The billboards announcing the Key Lime Pie Belt first appeared in Alabama, then proliferated across the Florida line. Brent got off in Tampa to transfer at 2:00
A.M
., stiff-jointed and thirsty. He'd been riding for two days and nights. Though his ticket would take him all the way to Miami, the catalog of killings there recounted by the pair behind him had dimmed his desire for another big city. It was hot and muggy. He longed to go swimming. He consulted his map and decided to jump ship on Florida's Gulf coast. He boarded the next local bus heading south and was the only passenger to get off in the small town of Beale Beach. The sky was still black. He smelled the water. Staggering down the deserted main street, he turned down a side road toward a beachfront motel and was informed by the drawling clerk that check-in began at 3:00
P.M
. Brent sleepwalked out. He trudged up the beach, shucked his pack, and fell asleep on the sand.

A mosquito in his ear was his alarm clock. He jerked awake, glanced around, and was startled to find two people strolling past him and the tide risen just short of his sneakers. It was nearly noon. His face felt sunburned. He roused himself, moved back from the water, then viewed the minuscule waves in dismay. When he'd lived in Atlanta they'd come to Florida, to Palm Beach, on the Atlantic side, where the waves had been monstrous and the water bracing. He waded in now and wondered if the water was actually hotter than 98.6°. He felt slightly foolish standing in it, the waves rubbing against his ankles like a cat. He'd had no idea that Florida's two coasts were so different. He considered catching the next bus out. Then he recalled a French woman in the San Diego hostel saying that the disappointments on her trip sometimes turned into her best experiences. Someone else at the dining room table had agreed. Brent didn't really feel like getting back on the bus. He slapped a mosquito dead on his arm and hoped the woman was right.

He ate a long lunch in the Sand Dollar Cafe, treated himself to both pecan and Key lime pie, and felt better. He explored the town, walked out on the pier, noticed that he was in the Ma'am and Sir Belt, and was surprised to find himself using these when he presented himself at a motel. The woman at the desk eyed his pack with suspicion. He sensed her scanning a list of possibilities and checking off “drug smuggler,” “eco-terrorist,” and “atheist backpacker.” She asked to see his driver's license. He had none, hoped she wouldn't ask why, and produced the identity card he'd gotten in Chicago to take its place. He shamelessly loaded on the
Ma'ams,
then amazed himself by asking if there would be a Bible in his room. This gained him admittance to air-conditioning, a shower, a television, a telephone for ordering pizza, and a sagging bed.

He woke to the sound of his neighbor's TV, which had blared ever since Brent had arrived. He turned on the radio to drown out the noise. The station it was set to was playing Dixieland. Brent had rarely bothered with jazz. It was unintelligible, a foreign language. He lay back and listened, tried to follow the trumpet's line, then the clarinet's, then began flipping through the whirligig book, came to the drawing of the marching band—and knew he'd found his next project.
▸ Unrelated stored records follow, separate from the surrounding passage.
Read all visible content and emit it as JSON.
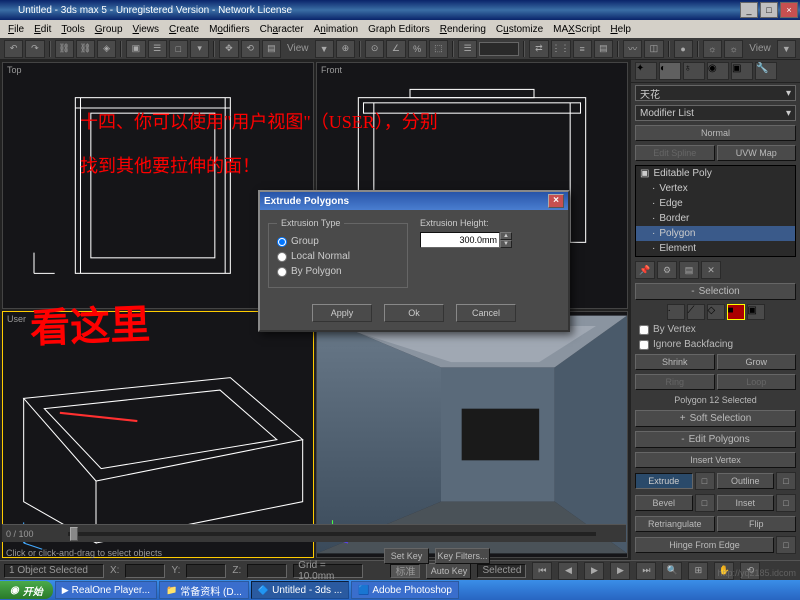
{
  "window": {
    "title": "Untitled - 3ds max 5 - Unregistered Version - Network License"
  },
  "menus": [
    "File",
    "Edit",
    "Tools",
    "Group",
    "Views",
    "Create",
    "Modifiers",
    "Character",
    "Animation",
    "Graph Editors",
    "Rendering",
    "Customize",
    "MAXScript",
    "Help"
  ],
  "toolbar": {
    "view_label": "View",
    "view2_label": "View"
  },
  "viewports": {
    "top": "Top",
    "front": "Front",
    "user": "User",
    "persp": ""
  },
  "slider": {
    "frame": "0 / 100"
  },
  "panel": {
    "dropdown_top": "天花",
    "modifier_list": "Modifier List",
    "btn_normal": "Normal",
    "btn_editspline": "Edit Spline",
    "btn_uvwmap": "UVW Map",
    "stack": [
      "Editable Poly",
      "Vertex",
      "Edge",
      "Border",
      "Polygon",
      "Element"
    ],
    "rollout_selection": "Selection",
    "cb_byvertex": "By Vertex",
    "cb_ignore": "Ignore Backfacing",
    "btn_shrink": "Shrink",
    "btn_grow": "Grow",
    "btn_ring": "Ring",
    "btn_loop": "Loop",
    "sel_status": "Polygon 12 Selected",
    "rollout_soft": "Soft Selection",
    "rollout_edit": "Edit Polygons",
    "btn_insertvertex": "Insert Vertex",
    "btn_extrude": "Extrude",
    "btn_outline": "Outline",
    "btn_bevel": "Bevel",
    "btn_inset": "Inset",
    "btn_retri": "Retriangulate",
    "btn_flip": "Flip",
    "btn_hinge": "Hinge From Edge"
  },
  "dialog": {
    "title": "Extrude Polygons",
    "extrusion_type": "Extrusion Type",
    "r_group": "Group",
    "r_local": "Local Normal",
    "r_polygon": "By Polygon",
    "extrusion_height": "Extrusion Height:",
    "height_value": "300.0mm",
    "apply": "Apply",
    "ok": "Ok",
    "cancel": "Cancel"
  },
  "status": {
    "selected": "1 Object Selected",
    "x": "X:",
    "y": "Y:",
    "z": "Z:",
    "grid": "Grid = 10.0mm",
    "autokey": "Auto Key",
    "selected2": "Selected",
    "setkey": "Set Key",
    "keyfilters": "Key Filters...",
    "biaozhun": "标准",
    "prompt": "Click or click-and-drag to select objects"
  },
  "taskbar": {
    "start": "开始",
    "tasks": [
      "RealOne Player...",
      "常备资料 (D...",
      "Untitled - 3ds ...",
      "Adobe Photoshop"
    ]
  },
  "annotations": {
    "line1": "十四、你可以使用\"用户视图\"（USER），分别",
    "line2": "找到其他要拉伸的面！",
    "look": "看这里"
  },
  "watermark": "http://yq2185.idcom"
}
He reached over to the night table for a bookmark. The piece of paper in his hand turned out to be a note from the maid. It read, “I hope your stay is a pleasant one. Trisha.”
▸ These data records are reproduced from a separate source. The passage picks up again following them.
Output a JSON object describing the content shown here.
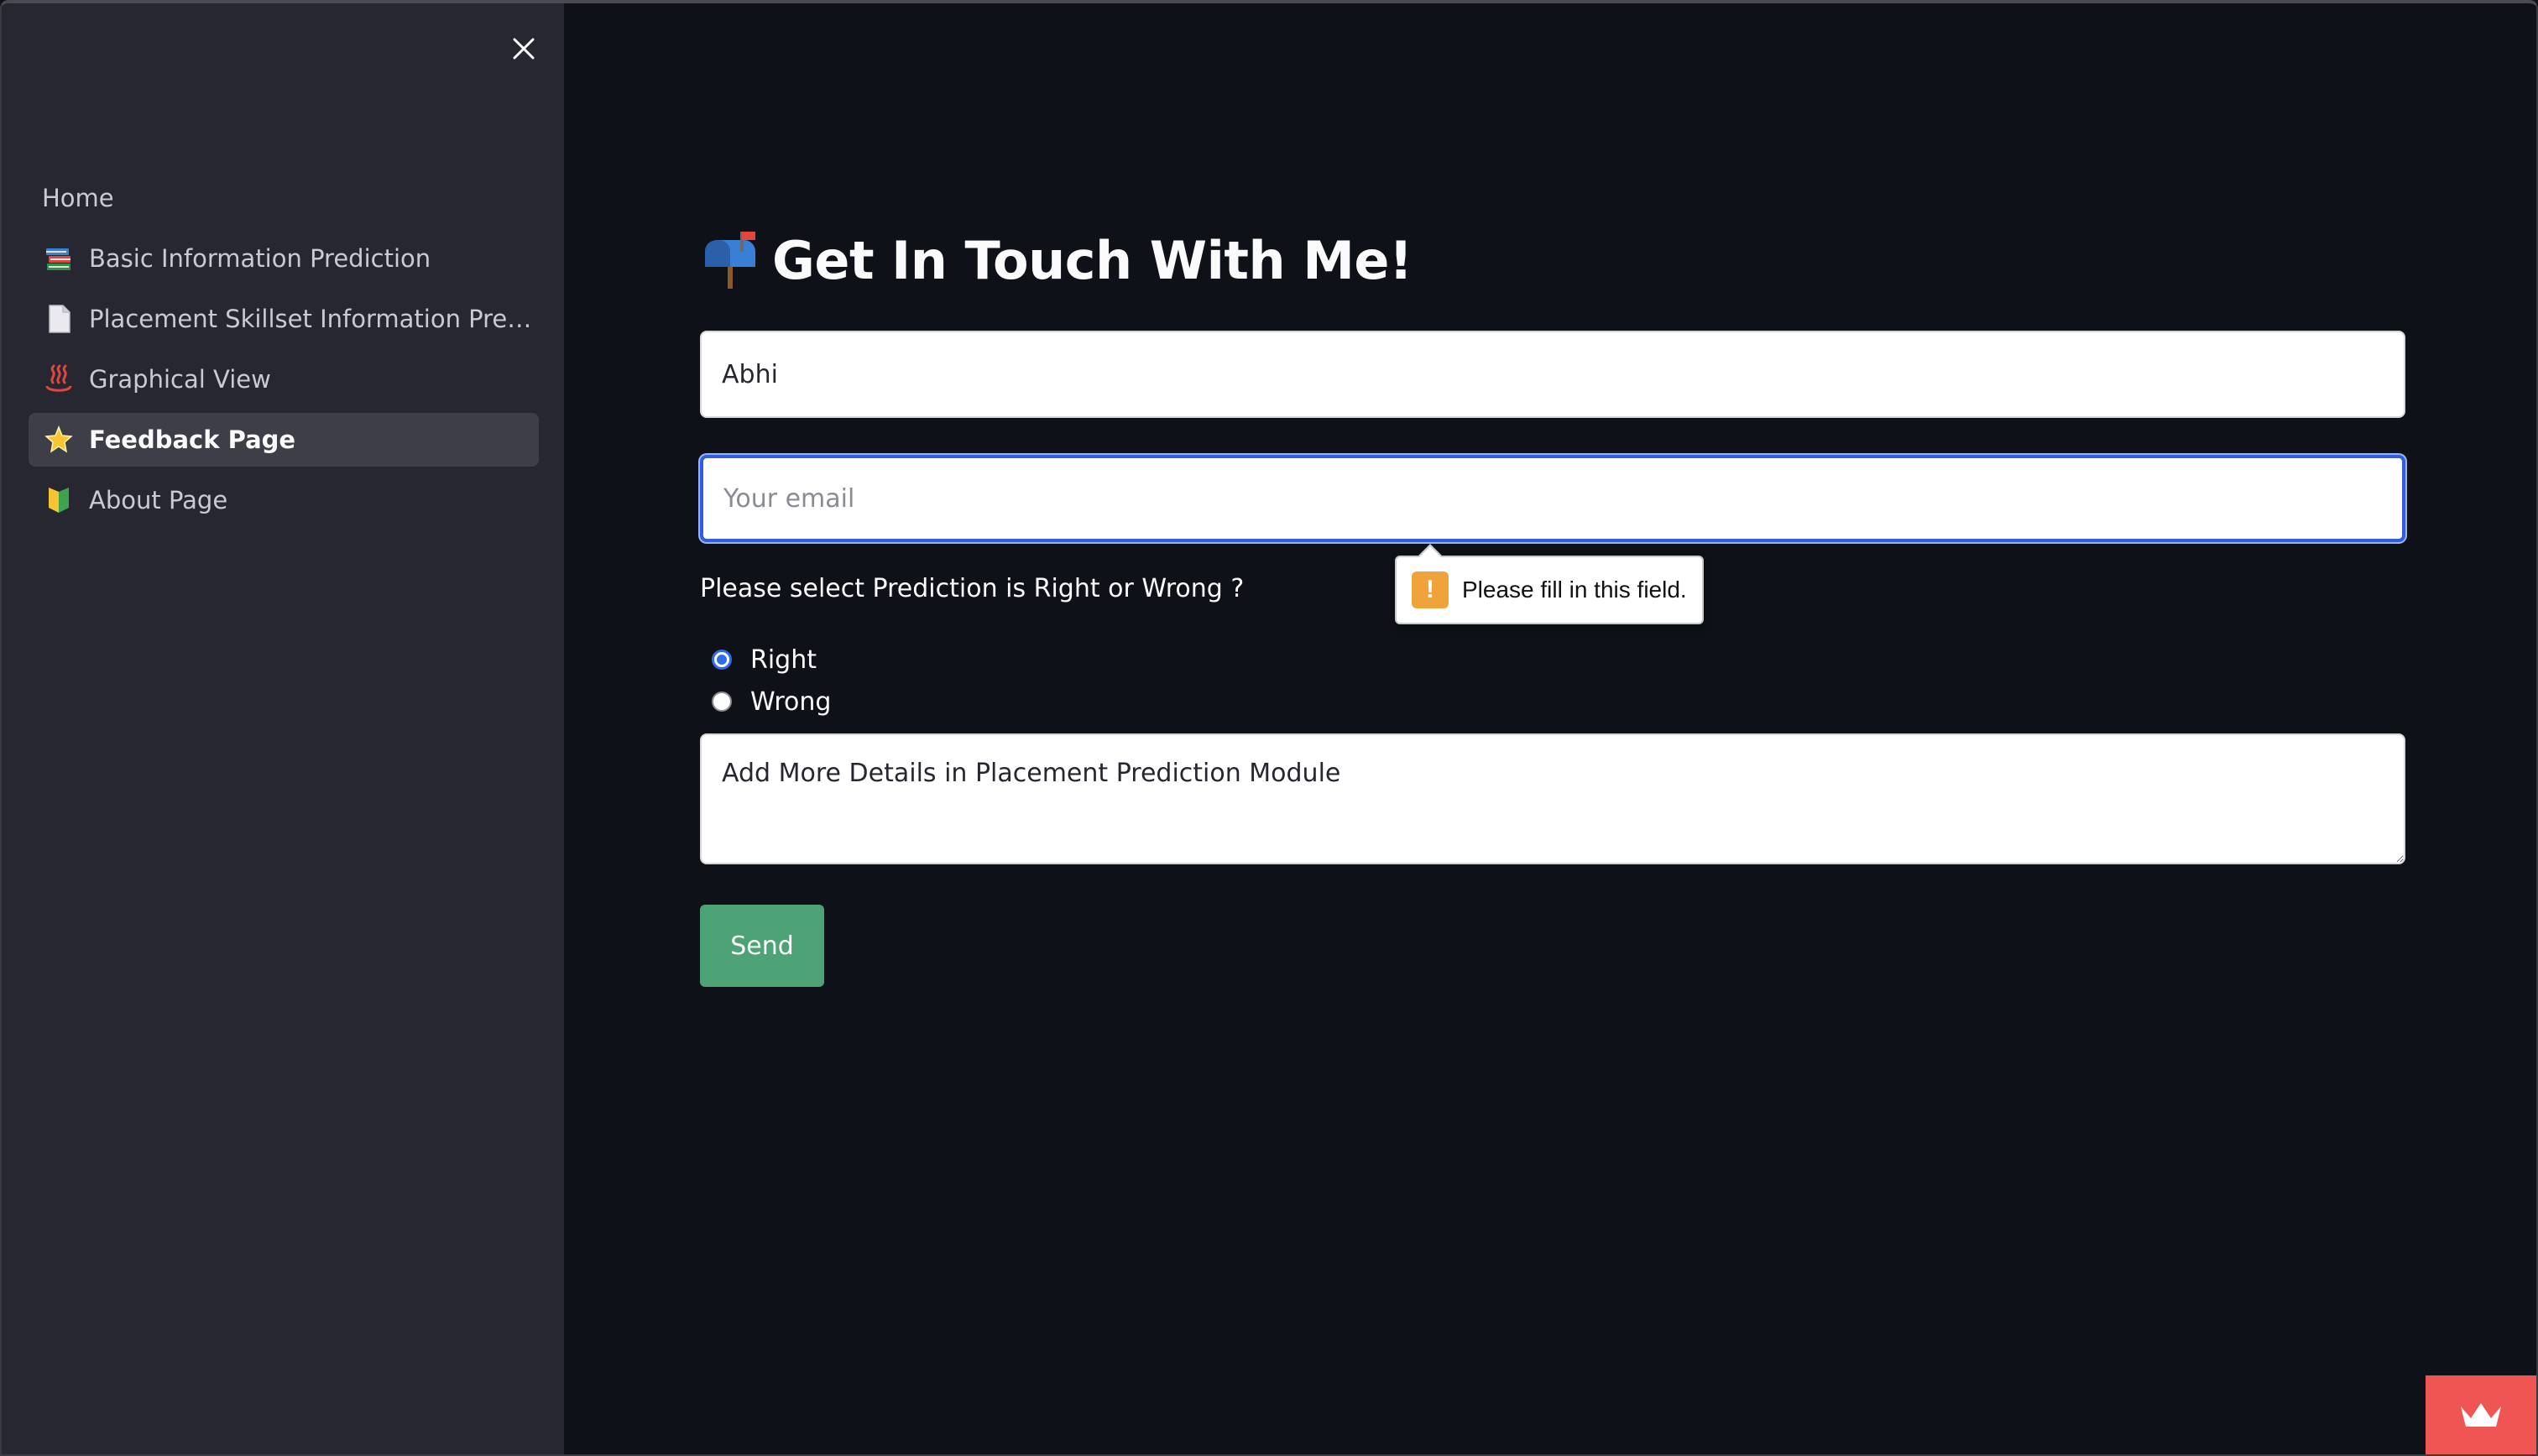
{
  "sidebar": {
    "close_label": "×",
    "items": [
      {
        "label": "Home",
        "icon": ""
      },
      {
        "label": "Basic Information Prediction",
        "icon": "books-icon"
      },
      {
        "label": "Placement Skillset Information Predi…",
        "icon": "page-icon"
      },
      {
        "label": "Graphical View",
        "icon": "hot-springs-icon"
      },
      {
        "label": "Feedback Page",
        "icon": "glowing-star-icon",
        "active": true
      },
      {
        "label": "About Page",
        "icon": "beginner-icon"
      }
    ]
  },
  "main": {
    "title": "Get In Touch With Me!",
    "title_icon": "mailbox-icon",
    "name_value": "Abhi",
    "email_placeholder": "Your email",
    "validation_message": "Please fill in this field.",
    "question": "Please select Prediction is Right or Wrong ?",
    "radio_options": [
      {
        "label": "Right",
        "checked": true
      },
      {
        "label": "Wrong",
        "checked": false
      }
    ],
    "message_value": "Add More Details in Placement Prediction Module",
    "send_label": "Send"
  },
  "colors": {
    "background": "#0e1117",
    "sidebar": "#262730",
    "send_button": "#4da375",
    "focus_border": "#2f5fe0",
    "badge": "#ef5552"
  }
}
She'd put a circle, not a dot, over the
i
in her name, suggesting someone young. He pondered the message, knew that it was really a disguised request for a tip, but felt like taking it at face value as a welcome from a new acquaintance. His second life was short on friendship. He contemplated possible replies:

“I really like what you've done with the room.”

“What's it like to clean motel rooms all day?”

“I'm a seventeen-year-old SWM, handsome, independent…”

“I accidentally killed a girl. I just had to tell someone.”